POSTMODERNISM IS concerned to expose the ways that people exert power over one another. The traditional preference for heterosexual over homosexual relations, for example, has enabled those who favor the former to dominate people who are inclined toward the latter. But our attitudes toward these preferences are socially constructed, according to postmodern theory, even though the preferences themselves may be influenced by a variety of biological factors.
Following this analysis, we should permit several sexual orientations provided they are grounded in love, commitment, mutuality and respect. Postmodernists view this as a revolution in human sentiment no less momentous than the discovery of romantic love or the rise of feminism, to which Jewish law needs to adapt. Yet one might ask whether Jewish tradition should resist or embrace such postmodern insights.
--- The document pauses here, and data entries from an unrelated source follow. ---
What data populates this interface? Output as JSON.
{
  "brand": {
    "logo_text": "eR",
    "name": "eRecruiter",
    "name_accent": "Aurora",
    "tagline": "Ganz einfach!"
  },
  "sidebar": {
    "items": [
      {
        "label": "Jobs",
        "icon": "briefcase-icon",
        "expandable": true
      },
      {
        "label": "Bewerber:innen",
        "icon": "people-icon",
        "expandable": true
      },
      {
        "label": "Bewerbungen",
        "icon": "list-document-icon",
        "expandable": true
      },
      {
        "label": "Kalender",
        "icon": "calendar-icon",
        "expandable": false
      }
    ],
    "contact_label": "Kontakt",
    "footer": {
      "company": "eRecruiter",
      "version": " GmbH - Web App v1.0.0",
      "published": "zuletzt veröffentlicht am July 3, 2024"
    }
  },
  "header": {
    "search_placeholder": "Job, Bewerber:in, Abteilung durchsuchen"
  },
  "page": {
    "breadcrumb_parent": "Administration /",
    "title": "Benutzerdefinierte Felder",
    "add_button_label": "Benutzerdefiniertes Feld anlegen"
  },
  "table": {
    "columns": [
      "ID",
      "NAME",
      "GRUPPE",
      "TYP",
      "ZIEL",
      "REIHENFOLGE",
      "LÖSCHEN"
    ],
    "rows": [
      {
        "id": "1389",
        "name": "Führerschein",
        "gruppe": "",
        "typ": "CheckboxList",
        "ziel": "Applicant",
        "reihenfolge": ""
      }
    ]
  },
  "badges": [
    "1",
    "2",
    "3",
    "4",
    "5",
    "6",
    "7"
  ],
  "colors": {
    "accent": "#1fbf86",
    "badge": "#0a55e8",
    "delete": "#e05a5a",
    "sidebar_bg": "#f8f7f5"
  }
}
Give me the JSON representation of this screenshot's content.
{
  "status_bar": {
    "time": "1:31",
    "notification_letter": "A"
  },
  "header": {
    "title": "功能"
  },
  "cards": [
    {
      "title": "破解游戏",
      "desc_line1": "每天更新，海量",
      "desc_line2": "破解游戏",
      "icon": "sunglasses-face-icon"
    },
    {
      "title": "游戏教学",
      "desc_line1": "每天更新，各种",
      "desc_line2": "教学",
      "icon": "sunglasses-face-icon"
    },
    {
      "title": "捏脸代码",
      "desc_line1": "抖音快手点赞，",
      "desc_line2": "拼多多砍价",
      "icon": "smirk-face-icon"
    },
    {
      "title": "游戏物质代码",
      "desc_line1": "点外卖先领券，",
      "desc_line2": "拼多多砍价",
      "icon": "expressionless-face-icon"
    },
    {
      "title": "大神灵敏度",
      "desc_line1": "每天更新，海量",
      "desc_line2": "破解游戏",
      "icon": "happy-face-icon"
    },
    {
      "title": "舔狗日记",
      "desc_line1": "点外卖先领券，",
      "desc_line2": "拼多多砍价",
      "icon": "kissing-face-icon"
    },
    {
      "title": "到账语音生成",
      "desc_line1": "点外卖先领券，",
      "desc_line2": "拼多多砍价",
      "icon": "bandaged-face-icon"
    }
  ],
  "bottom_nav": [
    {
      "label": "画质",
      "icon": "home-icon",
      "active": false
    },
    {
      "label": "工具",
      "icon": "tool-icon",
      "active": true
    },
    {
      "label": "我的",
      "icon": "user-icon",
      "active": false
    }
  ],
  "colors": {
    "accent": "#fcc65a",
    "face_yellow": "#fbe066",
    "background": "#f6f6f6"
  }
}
Finally, traditionalists often ground their arguments in legal positivism, which holds that legal decisions should be based on the critical reading of texts alone, independent of moral judgments not found in the law itself. Without rejecting critical exegesis, which seeks to discover the intended meaning of a text in its original context, both moderate and progressive liberals appear to place equal weight on midrashic eisegesis, which looks for innovative readings of a text apart from original intent that are in tune with current moral sensitivities.
The blurring of accepted dichotomies, such as exegesis (reading out) and eisegesis (reading in), is also characteristic of postmodern criticism. This process, which some postmodernists call “deconstruction,” is the subject of considerable controversy among intellectuals. One paradox of this approach, for example, is that the concern for overcoming dominant discourses by means of new interpretations can also become a means of domination.
The willingness of the Board of Trustees to facilitate a serious examination of these perplexing dilemmas presents an extraordinary educational opportunity for the Schechter Rabbinical Seminary to demonstrate the value of dialogue on matters of principle in an atmosphere of mutual respect that engages Jewish sources in a careful and critical manner. This is the hallmark of Masorti-Conservative Judaism. As a leading institution of rabbinic education in Israel,we have a sacred obligation to do no less.
The writer is Chair of the Board of Trustees of the Schechter Rabbinical Seminary, Professor of Philosophy of Education at the University of Haifa, and Sr. Research Fellow of the Van Leer Jerusalem Institute.